I knew a boy from Cheboygan back in the icy mists. Harold “Doodlebug” Bermeister, defenseman on our pledge hockey team, who longed to return to Cheboygan with his B.S. and buy a Chevy franchise. Doodlebug got blown to cinders in Vietnam the year he graduated and never saw Cheboygan again. No way this Jill is Doodlebug’s daughter. She’s twice as tall as he was. But if she
is
a wandering Bermeister and life’s a long journey leading to my son, it doesn’t need any explaining. I accept. Though you could work up a good greeting card out of the whole improbability, something on the order of “Happy Birthday, son of my third marriage to my foster sister of Native American descent.”

“I never really got up there,” I say in re Cheboygan.

“It’s where they have the snowmobile hall of fame,” she says earnestly.

Paul’s letting himself back in through the sliding glass door, his capsule wedged under his arm pigskin-style, wiping his bare feet on the rug and still talking away as if we’d all been outside doing things together. With his smudged glasses, mullet, his beard-stache and general unkempt belly-swell under his Chiefs shirt, Paul looks oddly elderly and therefore ageless—less like the
Asbury Press
guy and more like one of the beach loonies who occasionally walk into your house, sit down at your dinner table and start babbling about Jesus running for president, so you have to call the police to come haul them away. These people never harm anything, but it’s hard to see them (or Paul) as mainstream.
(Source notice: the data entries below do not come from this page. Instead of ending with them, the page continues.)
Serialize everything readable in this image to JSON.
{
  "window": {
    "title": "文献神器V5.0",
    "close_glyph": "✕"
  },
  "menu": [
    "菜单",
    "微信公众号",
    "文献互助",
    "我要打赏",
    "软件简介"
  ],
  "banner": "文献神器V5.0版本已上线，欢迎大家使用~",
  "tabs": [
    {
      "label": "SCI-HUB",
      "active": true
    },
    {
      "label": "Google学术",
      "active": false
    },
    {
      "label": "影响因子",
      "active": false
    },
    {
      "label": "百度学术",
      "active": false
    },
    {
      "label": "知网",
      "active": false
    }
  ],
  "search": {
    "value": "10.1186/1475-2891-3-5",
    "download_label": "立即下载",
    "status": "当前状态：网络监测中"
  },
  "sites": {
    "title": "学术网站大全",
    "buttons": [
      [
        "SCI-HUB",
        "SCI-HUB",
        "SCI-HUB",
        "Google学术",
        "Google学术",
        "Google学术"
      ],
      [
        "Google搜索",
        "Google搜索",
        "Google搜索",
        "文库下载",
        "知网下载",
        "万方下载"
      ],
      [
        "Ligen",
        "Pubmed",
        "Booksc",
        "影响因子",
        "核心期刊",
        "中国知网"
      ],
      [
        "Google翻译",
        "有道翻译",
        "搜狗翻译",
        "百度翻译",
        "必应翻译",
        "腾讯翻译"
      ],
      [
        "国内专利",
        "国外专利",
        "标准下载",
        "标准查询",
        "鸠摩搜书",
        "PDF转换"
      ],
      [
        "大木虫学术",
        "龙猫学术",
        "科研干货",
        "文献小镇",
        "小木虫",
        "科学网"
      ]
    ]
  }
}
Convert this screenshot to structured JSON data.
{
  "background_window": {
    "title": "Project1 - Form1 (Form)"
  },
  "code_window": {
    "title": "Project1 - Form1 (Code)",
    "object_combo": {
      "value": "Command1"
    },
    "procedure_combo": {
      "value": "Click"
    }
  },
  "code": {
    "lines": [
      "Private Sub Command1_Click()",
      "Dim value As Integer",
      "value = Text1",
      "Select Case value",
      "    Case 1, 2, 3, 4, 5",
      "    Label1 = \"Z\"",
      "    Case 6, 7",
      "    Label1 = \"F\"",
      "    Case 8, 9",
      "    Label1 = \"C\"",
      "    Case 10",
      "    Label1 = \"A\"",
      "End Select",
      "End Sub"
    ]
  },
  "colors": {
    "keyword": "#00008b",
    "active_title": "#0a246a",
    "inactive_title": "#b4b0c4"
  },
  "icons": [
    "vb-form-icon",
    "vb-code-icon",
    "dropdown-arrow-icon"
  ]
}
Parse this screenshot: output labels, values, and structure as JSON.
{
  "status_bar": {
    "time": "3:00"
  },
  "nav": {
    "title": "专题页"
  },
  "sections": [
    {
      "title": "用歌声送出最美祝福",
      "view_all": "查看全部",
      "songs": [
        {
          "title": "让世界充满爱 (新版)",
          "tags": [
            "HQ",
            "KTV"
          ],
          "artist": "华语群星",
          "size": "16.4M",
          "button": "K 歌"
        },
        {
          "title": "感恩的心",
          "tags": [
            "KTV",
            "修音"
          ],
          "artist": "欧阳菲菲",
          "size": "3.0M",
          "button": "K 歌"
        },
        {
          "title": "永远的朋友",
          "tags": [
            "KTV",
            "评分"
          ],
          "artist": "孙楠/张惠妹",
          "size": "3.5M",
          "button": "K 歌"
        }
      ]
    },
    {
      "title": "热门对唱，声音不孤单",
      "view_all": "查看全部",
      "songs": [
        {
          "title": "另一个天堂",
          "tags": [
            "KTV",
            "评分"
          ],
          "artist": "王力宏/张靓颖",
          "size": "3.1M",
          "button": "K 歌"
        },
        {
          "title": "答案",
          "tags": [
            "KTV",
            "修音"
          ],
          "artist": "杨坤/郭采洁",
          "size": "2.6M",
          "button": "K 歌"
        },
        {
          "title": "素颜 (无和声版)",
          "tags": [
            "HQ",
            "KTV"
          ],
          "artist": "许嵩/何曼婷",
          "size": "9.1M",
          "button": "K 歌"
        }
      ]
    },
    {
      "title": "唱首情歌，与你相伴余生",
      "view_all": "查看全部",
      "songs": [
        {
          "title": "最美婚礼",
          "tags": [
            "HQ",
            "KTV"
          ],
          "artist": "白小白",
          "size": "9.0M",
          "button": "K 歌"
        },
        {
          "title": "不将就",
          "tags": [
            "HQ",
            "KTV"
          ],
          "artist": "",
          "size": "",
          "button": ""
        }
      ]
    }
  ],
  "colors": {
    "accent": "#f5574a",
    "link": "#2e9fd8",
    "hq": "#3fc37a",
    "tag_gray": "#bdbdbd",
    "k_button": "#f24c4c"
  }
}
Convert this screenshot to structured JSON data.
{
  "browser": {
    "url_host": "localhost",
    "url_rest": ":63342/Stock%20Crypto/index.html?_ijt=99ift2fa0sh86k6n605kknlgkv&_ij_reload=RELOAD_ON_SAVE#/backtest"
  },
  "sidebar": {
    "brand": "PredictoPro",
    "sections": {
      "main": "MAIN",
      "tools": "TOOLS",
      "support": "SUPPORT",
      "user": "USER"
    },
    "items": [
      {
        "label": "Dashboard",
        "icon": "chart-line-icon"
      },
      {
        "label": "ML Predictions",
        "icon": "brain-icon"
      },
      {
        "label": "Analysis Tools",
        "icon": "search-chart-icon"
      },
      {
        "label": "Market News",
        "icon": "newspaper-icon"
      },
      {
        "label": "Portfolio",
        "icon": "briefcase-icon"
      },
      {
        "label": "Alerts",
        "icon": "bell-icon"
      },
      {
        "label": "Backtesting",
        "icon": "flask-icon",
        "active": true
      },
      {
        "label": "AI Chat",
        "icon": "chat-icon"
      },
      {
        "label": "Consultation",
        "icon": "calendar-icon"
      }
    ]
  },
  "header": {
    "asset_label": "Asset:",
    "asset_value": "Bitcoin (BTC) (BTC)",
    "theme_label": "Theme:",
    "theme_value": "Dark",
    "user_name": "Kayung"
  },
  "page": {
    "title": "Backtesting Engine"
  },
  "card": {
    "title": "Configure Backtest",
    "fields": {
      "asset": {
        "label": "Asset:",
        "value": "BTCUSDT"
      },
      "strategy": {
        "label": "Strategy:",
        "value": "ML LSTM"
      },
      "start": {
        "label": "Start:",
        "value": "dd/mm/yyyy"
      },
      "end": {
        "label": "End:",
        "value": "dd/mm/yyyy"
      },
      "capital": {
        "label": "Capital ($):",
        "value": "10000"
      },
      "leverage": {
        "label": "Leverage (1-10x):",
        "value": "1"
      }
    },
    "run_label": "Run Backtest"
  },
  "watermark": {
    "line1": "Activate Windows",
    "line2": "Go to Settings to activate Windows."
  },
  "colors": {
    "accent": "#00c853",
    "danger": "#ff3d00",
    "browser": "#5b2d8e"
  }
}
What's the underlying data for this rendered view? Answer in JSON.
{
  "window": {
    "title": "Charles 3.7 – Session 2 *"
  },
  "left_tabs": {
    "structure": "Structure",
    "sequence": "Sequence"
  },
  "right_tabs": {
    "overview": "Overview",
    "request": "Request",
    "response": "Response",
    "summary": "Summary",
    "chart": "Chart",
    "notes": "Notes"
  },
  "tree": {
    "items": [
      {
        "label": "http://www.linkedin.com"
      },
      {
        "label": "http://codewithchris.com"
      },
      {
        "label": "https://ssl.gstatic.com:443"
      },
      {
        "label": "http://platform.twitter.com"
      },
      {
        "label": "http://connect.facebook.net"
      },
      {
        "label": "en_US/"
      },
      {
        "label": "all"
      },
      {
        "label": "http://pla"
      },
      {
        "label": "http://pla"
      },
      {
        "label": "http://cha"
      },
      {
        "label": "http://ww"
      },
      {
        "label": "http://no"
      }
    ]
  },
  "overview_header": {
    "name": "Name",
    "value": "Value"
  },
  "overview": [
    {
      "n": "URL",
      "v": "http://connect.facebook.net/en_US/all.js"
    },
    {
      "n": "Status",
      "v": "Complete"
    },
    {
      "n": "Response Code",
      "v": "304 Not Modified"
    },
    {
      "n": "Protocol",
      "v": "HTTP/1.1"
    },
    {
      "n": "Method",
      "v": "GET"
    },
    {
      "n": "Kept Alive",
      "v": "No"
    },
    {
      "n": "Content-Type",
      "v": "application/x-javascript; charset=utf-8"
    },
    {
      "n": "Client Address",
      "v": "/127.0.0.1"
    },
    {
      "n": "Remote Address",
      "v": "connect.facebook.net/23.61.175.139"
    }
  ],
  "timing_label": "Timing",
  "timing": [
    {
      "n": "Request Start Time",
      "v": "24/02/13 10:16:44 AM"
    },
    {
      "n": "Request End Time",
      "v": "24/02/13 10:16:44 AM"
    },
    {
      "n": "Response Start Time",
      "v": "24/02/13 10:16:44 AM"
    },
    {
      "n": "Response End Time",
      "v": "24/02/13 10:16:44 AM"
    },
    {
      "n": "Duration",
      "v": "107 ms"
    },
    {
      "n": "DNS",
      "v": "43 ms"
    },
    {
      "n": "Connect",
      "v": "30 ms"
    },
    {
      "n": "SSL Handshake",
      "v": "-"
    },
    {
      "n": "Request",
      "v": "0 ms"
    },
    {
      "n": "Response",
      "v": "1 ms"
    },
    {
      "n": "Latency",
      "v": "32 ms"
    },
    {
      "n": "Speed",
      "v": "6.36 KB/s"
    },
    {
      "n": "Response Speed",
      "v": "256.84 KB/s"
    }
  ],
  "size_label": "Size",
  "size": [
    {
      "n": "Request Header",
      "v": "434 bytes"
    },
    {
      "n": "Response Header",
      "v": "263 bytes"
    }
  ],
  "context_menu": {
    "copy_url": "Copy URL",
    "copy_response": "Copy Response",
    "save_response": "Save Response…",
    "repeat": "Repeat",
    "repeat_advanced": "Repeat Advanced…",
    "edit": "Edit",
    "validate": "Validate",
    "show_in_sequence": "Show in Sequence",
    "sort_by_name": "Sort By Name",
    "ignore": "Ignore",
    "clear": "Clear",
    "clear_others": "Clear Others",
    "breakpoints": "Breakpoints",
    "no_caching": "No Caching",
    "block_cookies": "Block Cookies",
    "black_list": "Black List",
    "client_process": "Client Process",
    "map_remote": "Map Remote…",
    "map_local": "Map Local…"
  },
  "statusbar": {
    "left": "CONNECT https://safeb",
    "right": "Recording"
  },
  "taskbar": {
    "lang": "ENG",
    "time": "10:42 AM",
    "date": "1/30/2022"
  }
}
“So. You got it all set?” I say and give him one of our sly-shrewd chivvying looks, meant to draw attention to my Bay City orthodontist outfit. Such greeting is our oldest workable code: common phrasings invested with secret double, sometimes quadruple “meanings” that are by definition hilarious—but only to us. As a troubled boy of tender years, Paul was forever anticipating, keeping steps ahead, as if the left-behind brother of a dead boy had to be two boys, doubly, even triply aware of everything, could not just be a single yearning heart. Other priorities tended to get overlooked, and our code became our only way to converse, to keep love fitfully in sight and the world beneath us. In adulthood, of course, this fades, leaving just a vapor of lost never would-bes.

“Sherwood B. Nice,” Paul says—not really an answer—though he elevates his chin in a victorious way, possibly having to do with Jill. In the corner of his right eye, a small dent retains an apple redness from the terrible beaning at age fifteen, which he claims not to remember. I’ve never been sure how well he sees, though the doctors back then said he’d have vitreous swimmers, shortened depth perception, and in later life could face problems. Elevating his chin to see out the bottom of his eyes is compensatory. None of this, naturally, is ever discussed. “So. Aaaallll at once,” Paul immediately starts in, bringing his time capsule over to the hatch-cover table. It is his patented Tricky Dick voice. “Just out of nowhere, out of the clear blue.” He hoods his eyes and extends his schnoz like Nixon. “I realized. That what I really needed to do, you understand, was to help others. It was just
that
simple.” He gives his jowly face a solemn pseudo-Nixon head shake. “I hope you all can understand what I’m getting at here.” This may be his reaction to my get-up. I’m satisfied, though as always to me he is a borderless uncertainty. I don’t even feel like his father—more like his uncle or his former parole officer. It’s good if Jill, queen of Cheboygan, can try to admire, understand and please him, and he her. I bless you. I don’t know what we’re supposed to do now. “How’s your mom?”